Both etiquette experts said painting your nails is something you should save for home due to the smell of varnish. Hanson added: “You shouldn’t treat a train like a nail bar.”
6. Be aware of your music volume
Overhearing someone else’s music, even with your own headphones on, is something almost all of us have experienced.
According to Hanson: “Listening to music from your phone is totally fine on a train journey - so long as you are using headphones. Playing music through the phone’s speaker is never acceptable and will only irk the other passengers.”
Bryant added that even with headphones, “music should be played at a volume that is not audible to others”.
What should you do if someone breaks a golden rule of train etiquette?
According to Hanson, it’s not the biggest crime to tweet about someone’s annoying behaviour on the train in general, but you shouldn’t include a photo of them. Having said that, he said tackling the situation head-on is a better approach.
“If you ask someone in a reasoned and logical tone, they generally, even if they disagree with you, will cease the behaviour, even temporarily,” he said.

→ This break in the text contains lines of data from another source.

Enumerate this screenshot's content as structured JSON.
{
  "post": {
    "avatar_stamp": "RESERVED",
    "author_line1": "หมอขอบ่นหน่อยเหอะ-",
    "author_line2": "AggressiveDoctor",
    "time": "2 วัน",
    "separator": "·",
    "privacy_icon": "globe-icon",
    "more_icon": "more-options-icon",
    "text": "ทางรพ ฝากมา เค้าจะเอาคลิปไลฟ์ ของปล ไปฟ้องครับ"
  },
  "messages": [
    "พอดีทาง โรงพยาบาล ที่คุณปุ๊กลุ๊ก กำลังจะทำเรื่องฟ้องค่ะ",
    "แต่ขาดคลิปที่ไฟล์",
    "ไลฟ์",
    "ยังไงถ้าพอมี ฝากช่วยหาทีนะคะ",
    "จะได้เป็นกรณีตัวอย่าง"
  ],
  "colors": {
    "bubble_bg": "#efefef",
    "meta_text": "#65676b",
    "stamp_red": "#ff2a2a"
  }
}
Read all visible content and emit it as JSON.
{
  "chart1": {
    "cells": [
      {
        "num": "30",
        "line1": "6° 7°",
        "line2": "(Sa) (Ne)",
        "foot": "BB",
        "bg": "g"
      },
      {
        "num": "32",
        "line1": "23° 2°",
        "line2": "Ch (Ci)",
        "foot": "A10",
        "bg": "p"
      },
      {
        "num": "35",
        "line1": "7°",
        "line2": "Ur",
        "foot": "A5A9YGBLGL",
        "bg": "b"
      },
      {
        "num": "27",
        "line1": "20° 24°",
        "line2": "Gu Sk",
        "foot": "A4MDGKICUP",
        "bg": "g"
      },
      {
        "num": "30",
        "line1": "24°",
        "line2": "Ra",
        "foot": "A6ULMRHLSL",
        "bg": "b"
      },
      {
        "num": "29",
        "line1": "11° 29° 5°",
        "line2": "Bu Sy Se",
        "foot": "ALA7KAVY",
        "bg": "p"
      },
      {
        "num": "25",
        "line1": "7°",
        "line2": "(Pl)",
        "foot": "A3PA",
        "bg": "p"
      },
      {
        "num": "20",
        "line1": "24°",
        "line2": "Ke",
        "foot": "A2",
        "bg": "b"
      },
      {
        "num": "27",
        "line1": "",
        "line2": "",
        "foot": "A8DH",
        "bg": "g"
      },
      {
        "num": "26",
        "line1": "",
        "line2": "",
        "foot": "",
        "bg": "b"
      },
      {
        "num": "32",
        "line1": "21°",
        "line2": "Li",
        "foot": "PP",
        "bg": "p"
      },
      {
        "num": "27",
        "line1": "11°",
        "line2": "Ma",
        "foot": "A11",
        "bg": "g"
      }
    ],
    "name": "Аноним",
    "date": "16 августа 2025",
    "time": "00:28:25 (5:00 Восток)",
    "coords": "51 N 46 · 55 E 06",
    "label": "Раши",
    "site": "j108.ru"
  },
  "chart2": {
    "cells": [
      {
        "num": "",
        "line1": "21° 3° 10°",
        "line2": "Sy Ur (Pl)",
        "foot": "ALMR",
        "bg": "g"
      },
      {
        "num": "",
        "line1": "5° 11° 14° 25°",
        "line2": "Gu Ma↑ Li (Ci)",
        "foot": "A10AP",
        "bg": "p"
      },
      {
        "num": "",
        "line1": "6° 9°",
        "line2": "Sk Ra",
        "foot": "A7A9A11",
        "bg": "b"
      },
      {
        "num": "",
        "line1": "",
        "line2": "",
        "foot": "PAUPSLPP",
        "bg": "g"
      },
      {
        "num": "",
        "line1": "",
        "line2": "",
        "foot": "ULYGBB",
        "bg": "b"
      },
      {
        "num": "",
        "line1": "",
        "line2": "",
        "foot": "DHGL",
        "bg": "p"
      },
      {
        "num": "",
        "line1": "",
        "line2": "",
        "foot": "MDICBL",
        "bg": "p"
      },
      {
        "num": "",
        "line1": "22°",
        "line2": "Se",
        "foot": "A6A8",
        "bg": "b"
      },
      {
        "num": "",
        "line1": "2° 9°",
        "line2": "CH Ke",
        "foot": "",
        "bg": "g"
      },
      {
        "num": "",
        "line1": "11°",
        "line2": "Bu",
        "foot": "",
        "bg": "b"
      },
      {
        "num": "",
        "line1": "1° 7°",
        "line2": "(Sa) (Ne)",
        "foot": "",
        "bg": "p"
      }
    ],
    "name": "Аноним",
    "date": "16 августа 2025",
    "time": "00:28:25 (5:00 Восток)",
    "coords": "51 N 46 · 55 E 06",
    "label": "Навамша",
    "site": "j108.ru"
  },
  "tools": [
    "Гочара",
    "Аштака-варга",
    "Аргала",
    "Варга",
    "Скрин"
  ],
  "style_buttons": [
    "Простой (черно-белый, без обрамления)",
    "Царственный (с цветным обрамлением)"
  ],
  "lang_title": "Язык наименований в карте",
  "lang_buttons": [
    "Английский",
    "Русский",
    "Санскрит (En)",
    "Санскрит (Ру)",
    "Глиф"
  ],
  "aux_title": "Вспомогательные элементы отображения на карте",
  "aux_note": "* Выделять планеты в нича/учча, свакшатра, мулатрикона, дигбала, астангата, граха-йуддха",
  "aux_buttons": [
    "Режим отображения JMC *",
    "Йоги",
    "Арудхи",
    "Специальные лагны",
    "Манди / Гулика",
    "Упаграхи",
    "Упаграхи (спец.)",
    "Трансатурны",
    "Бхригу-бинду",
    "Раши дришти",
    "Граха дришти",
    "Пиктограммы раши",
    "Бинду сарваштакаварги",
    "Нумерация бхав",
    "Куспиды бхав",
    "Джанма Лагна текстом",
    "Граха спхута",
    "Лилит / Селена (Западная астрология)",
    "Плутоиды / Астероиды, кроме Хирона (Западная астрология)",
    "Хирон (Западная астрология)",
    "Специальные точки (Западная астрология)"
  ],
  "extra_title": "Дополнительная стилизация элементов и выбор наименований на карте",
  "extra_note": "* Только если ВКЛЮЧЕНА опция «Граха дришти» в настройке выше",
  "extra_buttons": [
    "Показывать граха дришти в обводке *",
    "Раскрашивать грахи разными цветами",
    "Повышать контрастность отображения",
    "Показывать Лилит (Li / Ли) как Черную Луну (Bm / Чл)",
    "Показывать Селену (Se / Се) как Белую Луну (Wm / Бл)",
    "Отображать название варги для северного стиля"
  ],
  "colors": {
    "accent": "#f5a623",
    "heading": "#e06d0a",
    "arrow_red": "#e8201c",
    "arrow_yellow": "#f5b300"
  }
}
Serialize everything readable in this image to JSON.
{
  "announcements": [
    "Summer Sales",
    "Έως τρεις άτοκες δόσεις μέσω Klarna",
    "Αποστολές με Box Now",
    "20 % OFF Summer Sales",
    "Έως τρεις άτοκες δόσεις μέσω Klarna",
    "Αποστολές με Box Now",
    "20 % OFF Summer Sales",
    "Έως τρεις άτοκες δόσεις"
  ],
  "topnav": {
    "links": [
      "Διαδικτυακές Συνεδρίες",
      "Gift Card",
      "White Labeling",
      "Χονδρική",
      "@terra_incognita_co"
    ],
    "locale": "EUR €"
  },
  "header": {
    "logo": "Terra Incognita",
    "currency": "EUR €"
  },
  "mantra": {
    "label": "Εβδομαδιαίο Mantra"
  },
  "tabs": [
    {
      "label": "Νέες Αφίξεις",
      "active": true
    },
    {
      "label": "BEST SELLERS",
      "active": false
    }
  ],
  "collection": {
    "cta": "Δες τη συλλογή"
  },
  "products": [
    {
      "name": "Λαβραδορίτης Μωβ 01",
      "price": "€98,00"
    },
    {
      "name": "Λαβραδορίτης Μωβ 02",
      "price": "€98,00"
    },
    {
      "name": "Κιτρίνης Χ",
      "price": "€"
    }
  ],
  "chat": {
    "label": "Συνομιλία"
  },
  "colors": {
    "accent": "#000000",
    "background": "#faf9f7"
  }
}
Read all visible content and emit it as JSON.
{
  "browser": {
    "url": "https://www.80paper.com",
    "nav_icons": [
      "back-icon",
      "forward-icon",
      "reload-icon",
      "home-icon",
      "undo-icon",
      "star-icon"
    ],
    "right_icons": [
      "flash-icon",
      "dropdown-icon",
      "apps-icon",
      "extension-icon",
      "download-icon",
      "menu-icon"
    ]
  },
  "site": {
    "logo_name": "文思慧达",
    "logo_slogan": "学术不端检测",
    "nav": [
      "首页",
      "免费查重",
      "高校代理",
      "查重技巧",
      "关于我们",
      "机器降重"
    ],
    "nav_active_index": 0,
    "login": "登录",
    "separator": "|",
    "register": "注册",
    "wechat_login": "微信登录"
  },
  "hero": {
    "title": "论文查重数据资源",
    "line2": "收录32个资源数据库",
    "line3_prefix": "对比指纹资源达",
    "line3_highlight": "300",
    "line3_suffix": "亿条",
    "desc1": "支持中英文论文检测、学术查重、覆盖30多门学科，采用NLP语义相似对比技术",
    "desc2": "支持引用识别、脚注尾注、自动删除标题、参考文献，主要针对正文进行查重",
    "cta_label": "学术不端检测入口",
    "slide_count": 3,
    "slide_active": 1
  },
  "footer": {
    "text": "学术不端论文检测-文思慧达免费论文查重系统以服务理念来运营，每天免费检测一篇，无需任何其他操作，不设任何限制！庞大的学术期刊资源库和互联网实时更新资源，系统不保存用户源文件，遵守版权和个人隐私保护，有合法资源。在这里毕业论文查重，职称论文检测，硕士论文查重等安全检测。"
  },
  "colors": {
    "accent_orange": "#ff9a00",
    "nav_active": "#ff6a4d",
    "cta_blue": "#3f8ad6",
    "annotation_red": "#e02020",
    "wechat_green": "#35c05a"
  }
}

However, Bryant acknowledged this isn’t always easy. “It can be awkward to approach them and it slightly depends on the nature of offence. It may be easier to ask someone to turn down their music than stop munching on a smelly burger,” she said. “Rightly or wrongly, more often than not we tend to take the very British approach of put up and shut up.”
If all else fails, Hanson recommended telling a member of staff about a fellow passenger’s inappropriate behaviour, especially if you suspect they are drunk or if they have ignored your polite request to alter their behaviour.